Kraus seems to be flavour 
                of the month. His German Songs have 
                just been issued by Naxos. 
              
 
              
I doubt his String 
                Quartets would lead to riots in the 
                stalls. He was a contemporary of Mozart, 
                surviving him by only a year. The influence 
                on the quartets however is more likely 
                to have been Haydn and, further back, 
                C.P.E. Bach. The collection that formed 
                Op.1 was collected from pre-existing 
                works. It’s possible that some had been 
                written by 1777 though the collection 
                was published in 1784, two years after 
                the publication of Haydn’s Op.33 set. 
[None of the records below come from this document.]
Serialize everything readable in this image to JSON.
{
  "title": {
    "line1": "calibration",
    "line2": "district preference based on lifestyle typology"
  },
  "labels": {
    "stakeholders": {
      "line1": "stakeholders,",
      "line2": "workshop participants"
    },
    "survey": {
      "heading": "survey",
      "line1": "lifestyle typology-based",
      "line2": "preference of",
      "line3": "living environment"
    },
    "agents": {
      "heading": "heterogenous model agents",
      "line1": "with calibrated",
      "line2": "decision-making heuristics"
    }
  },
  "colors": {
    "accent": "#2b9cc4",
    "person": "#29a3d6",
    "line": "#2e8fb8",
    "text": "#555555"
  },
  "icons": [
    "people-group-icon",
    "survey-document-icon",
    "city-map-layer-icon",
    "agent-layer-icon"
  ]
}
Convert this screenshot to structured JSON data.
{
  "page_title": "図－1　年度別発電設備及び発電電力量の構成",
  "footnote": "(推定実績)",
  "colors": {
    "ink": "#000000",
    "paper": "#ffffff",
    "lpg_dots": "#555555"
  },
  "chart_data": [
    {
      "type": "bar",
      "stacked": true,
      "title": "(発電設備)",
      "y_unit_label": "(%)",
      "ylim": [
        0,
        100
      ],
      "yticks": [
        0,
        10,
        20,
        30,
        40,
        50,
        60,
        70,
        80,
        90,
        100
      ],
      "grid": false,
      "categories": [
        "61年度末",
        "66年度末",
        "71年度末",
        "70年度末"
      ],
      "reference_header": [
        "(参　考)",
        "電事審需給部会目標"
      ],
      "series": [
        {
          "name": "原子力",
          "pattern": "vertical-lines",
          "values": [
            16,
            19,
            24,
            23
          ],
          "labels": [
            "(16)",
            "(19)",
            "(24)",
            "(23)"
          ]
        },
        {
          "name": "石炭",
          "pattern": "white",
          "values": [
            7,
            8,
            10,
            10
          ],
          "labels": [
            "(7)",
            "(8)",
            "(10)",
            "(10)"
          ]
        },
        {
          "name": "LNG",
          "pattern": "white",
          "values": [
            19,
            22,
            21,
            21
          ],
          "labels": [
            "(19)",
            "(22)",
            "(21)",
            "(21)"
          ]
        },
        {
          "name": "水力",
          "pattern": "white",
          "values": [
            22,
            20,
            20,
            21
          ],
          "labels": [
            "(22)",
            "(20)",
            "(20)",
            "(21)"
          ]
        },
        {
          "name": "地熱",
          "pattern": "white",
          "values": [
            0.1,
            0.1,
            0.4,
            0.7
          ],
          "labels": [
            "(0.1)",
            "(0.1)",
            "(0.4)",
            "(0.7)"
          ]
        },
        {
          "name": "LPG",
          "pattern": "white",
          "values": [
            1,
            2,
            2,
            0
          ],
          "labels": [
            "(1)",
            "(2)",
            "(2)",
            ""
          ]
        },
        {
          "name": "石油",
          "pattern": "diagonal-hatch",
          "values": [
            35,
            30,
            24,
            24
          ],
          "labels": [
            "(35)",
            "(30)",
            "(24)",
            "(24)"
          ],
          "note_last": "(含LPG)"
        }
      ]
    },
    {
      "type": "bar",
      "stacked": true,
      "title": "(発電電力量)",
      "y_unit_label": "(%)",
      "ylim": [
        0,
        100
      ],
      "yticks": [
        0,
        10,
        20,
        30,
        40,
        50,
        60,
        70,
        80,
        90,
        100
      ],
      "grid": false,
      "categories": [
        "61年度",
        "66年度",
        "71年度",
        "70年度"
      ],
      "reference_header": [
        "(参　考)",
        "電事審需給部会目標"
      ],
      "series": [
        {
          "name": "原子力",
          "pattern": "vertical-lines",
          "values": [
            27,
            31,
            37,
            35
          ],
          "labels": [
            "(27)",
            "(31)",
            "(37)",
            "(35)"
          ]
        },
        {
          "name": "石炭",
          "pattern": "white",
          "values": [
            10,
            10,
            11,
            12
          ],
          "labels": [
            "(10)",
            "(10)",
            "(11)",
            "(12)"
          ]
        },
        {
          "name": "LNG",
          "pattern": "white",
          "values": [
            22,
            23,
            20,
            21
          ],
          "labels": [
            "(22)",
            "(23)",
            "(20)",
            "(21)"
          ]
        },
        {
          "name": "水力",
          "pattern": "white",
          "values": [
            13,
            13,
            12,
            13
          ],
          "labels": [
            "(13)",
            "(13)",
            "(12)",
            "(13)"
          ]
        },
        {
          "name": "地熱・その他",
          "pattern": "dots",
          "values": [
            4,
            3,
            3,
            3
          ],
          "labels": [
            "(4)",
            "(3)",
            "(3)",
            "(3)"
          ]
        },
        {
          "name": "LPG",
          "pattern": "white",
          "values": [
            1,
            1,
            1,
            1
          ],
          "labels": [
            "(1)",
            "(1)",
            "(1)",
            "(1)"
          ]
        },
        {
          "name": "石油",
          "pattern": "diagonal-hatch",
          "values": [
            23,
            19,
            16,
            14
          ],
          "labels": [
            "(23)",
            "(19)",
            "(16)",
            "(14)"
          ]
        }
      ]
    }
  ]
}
                Of the set of six – we have half the 
                set here – only one was written in four 
                movements, Kraus preferring a compact 
                three-movement form in the main. 
              
 
              
The four-movement quartet 
                was Op.1 No.6. It’s fluent, elegant 
                and with the open ended folksiness of 
                a second movement Scozzese. Kraus 
                doubles the tempo in the central panel 
                of the Largo, a well sustained if repetitious 
                movement, and leads seamlessly to a 
                whizzingly inconsequential finale. There 
                are baroque hints, maybe also of C.P.E. 
                Bach, in the C minor Quartet – a slight, 
                two-movement work. 
              
 
              
Of more substance and 
                more individuality is the E major. Material 
                is well distributed and the fare is 
                full of strongly contrastive devices. 
                Though it’s not especially distinctive 
                melodically the Adagio is warm and features 
                one of Kraus’s deadpan abrupt closures; 
                not Mozartian in wit, just rather sudden. 
                This lack of resolution is an intermittent 
                feature of his writing. 
              
 
              
The G major Quartet 
                has some fine fugal writing and a certain 
                angularity of utterance that gives individuality 
                to the writing, though the law of diminishing 
                returns applies here with a pleasantly 
                nondescript Romance and an inappropriately 
                undeveloped Minuet finale. Of more interest 
                is the aria-like beauty of the viola 
                solo in the Largo of the B major, maybe 
                the single most impressive movement 
                here, and one that rouses speculation 
                as to Kraus’s ability at larger scale 
                operatic writing. The songs are generally 
                strophic and, whilst often amusing or 
                clever, seldom inspired. 
              
 
              
The recorded sound 
                in the Stuttgart studios and the performances 
                are pretty good; care is taken over 
                balance and I more than once noted precision 
                over unison bow weight. That said I 
                can imagine more characterful performances 
                with a greater range of tone colours.